This Dodge 426 Hemi V8 was constructed by the factory back in the late 1960s as a cutaway display engine for the car show circuit. Display engines like this require an enormous amount of work to get right, carefully pre-planned sections need to be expertly cut, milled, and polished in order to expose the internal workings.
The right side of the barrels have been cutaway to expose the exhaust valves, pistons, connecting rods, and crankshaft. The rocker covers are cut on both sides to show the rocker arms and valve train, the bell housing is also cut open to show the flywheel and clutch.
Inside the cylinders you can see the domed 10.25:1 compression ratio pistons, and the cross-bolted main-bearing supports. This was high-performance engine by any standard in the 1960s, even by today’s standards in fact, with 425 hp and 490 ft/lbs of torque.
The 426 Hemi was originally developed for use in NASCAR, and was later used extensively in NHRA and AHRA drag racing. It was nicknamed the “Elephant Engine” due to its remarkable size and weight, and engine bays needed to be designed to be large engine to accommodate it.
The street version of the 426 Hemi was fitted to some of the most iconic American performance cars of the era including the Plymouth Road Runner, the Dodge Charger Daytona, the Dodge Super Bee, the Plymouth Hemi ‘Cuda, and many more.

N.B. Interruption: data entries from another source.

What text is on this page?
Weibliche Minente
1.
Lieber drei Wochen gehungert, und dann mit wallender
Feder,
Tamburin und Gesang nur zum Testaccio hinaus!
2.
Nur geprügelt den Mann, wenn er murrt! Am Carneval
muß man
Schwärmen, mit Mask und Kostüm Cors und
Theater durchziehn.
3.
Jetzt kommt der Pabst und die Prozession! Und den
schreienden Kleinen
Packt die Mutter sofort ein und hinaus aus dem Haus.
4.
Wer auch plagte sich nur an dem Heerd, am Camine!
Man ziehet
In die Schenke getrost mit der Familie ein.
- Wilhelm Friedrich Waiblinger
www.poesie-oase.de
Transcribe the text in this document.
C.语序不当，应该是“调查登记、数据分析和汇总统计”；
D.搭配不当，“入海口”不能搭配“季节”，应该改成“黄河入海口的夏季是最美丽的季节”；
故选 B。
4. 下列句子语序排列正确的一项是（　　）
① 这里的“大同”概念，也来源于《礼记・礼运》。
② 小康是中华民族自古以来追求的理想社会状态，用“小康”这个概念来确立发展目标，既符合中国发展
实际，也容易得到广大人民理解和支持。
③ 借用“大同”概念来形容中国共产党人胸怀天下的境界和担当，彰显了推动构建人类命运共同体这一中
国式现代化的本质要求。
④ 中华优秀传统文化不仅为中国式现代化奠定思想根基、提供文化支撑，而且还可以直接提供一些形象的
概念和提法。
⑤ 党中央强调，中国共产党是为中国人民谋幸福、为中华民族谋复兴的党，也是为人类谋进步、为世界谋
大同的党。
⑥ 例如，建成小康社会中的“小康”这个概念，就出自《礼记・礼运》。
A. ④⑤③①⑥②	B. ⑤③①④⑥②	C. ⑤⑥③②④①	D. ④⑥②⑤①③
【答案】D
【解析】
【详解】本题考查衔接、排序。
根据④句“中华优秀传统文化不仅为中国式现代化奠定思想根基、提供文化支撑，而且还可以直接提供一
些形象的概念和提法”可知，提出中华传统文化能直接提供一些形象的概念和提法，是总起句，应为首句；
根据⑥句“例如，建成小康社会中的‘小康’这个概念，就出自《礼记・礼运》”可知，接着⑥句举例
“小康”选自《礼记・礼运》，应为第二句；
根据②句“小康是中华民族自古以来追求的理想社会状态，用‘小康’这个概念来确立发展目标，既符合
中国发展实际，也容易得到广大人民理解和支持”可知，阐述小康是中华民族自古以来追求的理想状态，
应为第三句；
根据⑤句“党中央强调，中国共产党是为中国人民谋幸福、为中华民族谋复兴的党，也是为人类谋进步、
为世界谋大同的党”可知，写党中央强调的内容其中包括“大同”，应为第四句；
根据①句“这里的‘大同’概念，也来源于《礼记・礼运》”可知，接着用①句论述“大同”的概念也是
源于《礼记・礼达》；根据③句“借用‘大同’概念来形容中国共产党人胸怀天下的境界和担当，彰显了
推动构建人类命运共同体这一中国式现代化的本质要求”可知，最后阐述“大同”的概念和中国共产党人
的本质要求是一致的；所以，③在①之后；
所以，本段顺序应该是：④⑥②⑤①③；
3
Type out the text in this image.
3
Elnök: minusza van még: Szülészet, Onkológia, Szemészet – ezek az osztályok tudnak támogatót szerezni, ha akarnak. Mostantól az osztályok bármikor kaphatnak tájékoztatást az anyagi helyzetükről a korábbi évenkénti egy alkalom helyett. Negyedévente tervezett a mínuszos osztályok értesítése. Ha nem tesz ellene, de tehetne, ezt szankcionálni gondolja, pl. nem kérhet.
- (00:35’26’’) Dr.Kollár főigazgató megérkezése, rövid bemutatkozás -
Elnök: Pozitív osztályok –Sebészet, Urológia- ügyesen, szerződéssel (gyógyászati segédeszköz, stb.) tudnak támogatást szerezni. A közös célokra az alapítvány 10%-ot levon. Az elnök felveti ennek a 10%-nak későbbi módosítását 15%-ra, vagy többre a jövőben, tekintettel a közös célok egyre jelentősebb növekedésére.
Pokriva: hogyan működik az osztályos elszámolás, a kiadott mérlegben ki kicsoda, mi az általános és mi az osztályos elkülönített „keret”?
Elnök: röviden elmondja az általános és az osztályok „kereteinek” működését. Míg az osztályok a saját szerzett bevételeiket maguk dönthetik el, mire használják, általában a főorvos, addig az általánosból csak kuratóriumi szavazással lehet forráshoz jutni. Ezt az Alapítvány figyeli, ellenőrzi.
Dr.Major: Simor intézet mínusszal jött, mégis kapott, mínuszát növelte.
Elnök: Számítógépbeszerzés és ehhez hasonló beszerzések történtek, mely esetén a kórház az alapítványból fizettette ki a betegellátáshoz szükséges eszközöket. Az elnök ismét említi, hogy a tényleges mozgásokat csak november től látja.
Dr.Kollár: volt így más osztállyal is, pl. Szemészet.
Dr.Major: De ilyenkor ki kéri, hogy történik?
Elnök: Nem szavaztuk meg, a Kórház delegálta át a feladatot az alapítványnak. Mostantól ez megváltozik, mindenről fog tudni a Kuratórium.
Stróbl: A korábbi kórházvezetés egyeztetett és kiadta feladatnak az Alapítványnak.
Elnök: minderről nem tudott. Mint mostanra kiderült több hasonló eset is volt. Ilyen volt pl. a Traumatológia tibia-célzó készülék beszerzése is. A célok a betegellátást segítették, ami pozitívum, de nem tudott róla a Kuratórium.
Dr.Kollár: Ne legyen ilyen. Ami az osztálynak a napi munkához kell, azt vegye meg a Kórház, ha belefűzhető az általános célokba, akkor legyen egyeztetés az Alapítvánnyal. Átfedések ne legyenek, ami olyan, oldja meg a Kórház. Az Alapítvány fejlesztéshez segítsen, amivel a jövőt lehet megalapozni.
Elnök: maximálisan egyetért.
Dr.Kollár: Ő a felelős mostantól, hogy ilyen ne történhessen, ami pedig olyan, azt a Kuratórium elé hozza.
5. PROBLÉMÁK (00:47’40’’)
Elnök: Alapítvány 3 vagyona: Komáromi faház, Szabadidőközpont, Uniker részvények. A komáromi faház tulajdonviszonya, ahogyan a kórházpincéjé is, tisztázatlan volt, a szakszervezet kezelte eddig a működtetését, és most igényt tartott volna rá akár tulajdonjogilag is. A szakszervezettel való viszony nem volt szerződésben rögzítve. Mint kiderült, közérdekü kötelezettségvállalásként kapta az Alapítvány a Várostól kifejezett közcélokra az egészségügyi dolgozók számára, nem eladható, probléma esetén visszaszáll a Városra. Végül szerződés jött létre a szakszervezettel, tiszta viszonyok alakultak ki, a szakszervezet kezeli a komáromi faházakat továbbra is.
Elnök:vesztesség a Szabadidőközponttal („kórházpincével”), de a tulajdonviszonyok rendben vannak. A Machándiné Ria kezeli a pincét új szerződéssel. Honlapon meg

This official display engine has been autographed by both Dick Landy and Tom Hoover, the latter of whom is remembered as the “father” of the Hemi. Mecum will be offering this engine in mid-May, if you’d like to read more about it or register to bid you can click here.
The price estimate is $75,000 to $125,000 USD, and it comes fitted to its original display base with Scat Pack Bee insignia.